Microtechnology benefits enormously from the simple fact that every step in the fabrication and assembly process can be guided by ordinary vision. At the most, one needs only a common light microscope.

An emerging method of microtechnology production uses modified ink-jet computer printers. The jets deposit liquids containing polymers or powders of solid materials such as metals and ceramics. The drops form a layer that solidifies by evaporation of the solvent, by chemical reaction, or by laser-beam heating. Complex three-dimensional shapes are built up layer by layer to form a completed array of parts that may be further hardened by heating.

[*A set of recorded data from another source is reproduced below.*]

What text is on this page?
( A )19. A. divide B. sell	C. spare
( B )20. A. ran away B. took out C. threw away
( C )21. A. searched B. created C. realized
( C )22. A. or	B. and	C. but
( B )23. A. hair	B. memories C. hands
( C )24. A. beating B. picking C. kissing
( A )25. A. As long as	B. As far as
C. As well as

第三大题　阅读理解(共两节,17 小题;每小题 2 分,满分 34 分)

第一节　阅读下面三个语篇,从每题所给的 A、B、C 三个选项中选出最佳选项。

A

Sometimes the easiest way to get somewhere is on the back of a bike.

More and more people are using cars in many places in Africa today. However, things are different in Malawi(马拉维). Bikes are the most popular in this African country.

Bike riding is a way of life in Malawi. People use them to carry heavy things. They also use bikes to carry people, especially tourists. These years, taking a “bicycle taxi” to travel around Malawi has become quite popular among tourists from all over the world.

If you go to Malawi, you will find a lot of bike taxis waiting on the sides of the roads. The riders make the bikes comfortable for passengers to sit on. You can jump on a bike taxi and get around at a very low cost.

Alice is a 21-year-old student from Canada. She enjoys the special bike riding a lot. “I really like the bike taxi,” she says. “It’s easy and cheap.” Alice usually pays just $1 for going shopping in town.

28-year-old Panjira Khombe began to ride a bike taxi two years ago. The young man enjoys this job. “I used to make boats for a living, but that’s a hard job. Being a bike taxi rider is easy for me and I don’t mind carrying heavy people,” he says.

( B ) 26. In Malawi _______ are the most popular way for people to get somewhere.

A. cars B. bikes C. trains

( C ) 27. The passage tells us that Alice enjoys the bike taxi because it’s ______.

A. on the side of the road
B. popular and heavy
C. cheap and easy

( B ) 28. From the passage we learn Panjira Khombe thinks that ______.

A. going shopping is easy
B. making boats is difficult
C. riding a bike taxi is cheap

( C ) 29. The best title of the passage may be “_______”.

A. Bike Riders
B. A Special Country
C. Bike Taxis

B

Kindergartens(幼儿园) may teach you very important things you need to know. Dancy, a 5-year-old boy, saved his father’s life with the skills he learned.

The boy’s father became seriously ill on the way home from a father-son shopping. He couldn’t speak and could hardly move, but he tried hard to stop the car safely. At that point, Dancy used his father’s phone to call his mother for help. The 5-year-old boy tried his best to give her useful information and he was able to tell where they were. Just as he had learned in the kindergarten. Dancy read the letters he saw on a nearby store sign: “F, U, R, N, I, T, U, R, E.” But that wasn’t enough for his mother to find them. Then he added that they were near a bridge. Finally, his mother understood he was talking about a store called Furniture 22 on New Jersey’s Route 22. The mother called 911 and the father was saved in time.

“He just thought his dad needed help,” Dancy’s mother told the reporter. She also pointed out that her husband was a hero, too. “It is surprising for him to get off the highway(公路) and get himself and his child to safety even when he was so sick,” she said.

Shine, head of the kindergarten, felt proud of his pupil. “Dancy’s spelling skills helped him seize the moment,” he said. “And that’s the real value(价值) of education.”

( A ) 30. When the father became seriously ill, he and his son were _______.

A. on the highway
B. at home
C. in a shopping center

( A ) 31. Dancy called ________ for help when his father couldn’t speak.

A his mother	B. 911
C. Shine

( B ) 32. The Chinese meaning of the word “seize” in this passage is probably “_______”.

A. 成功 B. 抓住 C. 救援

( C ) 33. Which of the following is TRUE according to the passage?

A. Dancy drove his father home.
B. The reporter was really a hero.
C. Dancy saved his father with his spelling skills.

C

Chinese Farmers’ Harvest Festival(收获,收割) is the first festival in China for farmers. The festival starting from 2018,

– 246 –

Arrays of hollow probes can assemble devices with multiple parts, adding each part simultaneously to an array of partially assembled devices. The probes can pick the parts up by applying a slight vacuum, then deposit them on the growing devices with positive air pressure. Probes equipped with MEMS micro-grippers are another possibility for such pick-and-place assembly of microdevices.

Microtechnology will move forward like standard technology, primarily by small steps that improve existing products in cost, reliability, and function. Products will become smaller and more numerous and decrease in cost in the same way microelectronics has.

When Microtechnology And Biology Meet

When reliable devices reach sizes of around 10 microns, they will enter the range of biological design--the "natural" size of typical human cells. Products in this range will effectively merge the biological world with the manufactured world.

Most human cells range in size from 10 microns upward, easily visible in considerable detail by a standard light microscope. Cells, of course, are extremely complex molecular factories. But they can also be viewed much more simply as biological parts that function much like manufactured devices. Thus, sensory cells for light, sound, touch, pressure, heat, and chemicals correspond to sensors constructed for the same physical phenomena. Muscle cells correspond to actuators, networks of nerve cells to microprocessors. Various brick-, shingle-, and fiber-shaped cells correspond to similar mechanical counterparts. Collagen and elastin, the reinforcing and elastic fibers of the extracellular matrix, have manufactured versions. I coin the word biopart to designate microdevices that have functions similar to cells.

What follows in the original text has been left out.